MADRID, March 26 (Reuters) - Spain’s Caixabank expects to reach a deal with labour unions in the next few months on job cuts related to its merger with smaller rival Bankia, CEO Gonzalo Gortazar said on Friday.

The merger between the two banks, which became effective on Friday, created Spain’s largest domestic bank in terms of assets with a market value of about 16 billion euros($18.85 billion). “We expect to start talks with the unions after Easter ... and close negotiations by the end of the second quarter,” Gortazar told reporters on Friday.

He declined to give an estimate of how many jobs the bank intends to cut.

Cinco Dias newspaper reported on Thursday that Caixabank may cut between 7,000 and 8,000 jobs after the merger, citing unidentified sources.

The Bankia brand will gradually disappear from branches, chairman Jose Ignacio Goirigolzarri told the same news conference, adding that the name will start being withdrawn from corporate buildings as soon as this weekend.

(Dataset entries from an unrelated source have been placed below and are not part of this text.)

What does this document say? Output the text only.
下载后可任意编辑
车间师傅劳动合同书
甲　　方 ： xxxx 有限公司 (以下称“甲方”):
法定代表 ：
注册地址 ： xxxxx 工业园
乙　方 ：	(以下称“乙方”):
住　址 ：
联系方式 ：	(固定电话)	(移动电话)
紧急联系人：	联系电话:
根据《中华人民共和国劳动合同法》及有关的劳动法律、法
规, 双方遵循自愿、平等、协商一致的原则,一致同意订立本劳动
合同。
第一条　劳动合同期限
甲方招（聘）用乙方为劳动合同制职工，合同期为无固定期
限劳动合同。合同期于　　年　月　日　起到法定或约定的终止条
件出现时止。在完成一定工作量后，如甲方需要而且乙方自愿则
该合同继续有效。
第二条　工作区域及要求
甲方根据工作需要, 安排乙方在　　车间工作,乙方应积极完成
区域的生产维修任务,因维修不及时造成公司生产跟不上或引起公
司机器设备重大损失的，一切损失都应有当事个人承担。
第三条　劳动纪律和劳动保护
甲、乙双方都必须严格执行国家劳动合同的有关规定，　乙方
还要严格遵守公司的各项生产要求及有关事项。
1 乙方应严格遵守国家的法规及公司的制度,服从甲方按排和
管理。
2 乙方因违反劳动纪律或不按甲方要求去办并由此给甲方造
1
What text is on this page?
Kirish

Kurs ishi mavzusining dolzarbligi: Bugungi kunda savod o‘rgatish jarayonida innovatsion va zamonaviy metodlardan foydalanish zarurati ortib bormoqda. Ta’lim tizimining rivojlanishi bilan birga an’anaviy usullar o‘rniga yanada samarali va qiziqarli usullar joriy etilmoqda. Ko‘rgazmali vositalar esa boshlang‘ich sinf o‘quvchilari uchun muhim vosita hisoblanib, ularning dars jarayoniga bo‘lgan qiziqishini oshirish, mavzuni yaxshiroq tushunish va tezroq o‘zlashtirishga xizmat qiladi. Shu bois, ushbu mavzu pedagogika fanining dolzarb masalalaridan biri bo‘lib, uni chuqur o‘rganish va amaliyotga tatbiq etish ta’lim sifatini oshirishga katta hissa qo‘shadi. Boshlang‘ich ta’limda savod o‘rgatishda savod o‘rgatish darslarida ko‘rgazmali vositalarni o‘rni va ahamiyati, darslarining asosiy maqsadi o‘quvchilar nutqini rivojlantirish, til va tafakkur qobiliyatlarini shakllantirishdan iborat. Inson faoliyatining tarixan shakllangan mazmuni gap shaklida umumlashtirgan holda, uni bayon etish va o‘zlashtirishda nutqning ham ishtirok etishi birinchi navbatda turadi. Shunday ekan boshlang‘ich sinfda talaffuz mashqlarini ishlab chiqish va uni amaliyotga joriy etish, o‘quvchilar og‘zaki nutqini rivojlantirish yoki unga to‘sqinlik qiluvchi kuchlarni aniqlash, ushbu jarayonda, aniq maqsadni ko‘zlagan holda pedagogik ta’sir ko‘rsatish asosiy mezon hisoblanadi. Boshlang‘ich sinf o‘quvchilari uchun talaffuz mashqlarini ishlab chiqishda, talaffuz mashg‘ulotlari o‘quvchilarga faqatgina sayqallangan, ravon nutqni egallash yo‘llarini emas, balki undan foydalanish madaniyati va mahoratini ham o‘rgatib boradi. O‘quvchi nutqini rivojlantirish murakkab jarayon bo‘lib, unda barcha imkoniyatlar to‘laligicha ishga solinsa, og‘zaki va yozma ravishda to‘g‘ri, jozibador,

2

Spain’s CNMC competition watchdog on Tuesday approved Caixabank’s acquisition of state-owned lender Bankia , though the merged entity will have to agree to a number of conditions in its retail banking arm.

The banks have said the combined entity would have 51,500 employees and 6,300 branches in Spain. They have not given any details of potential staff reductions or branch closures.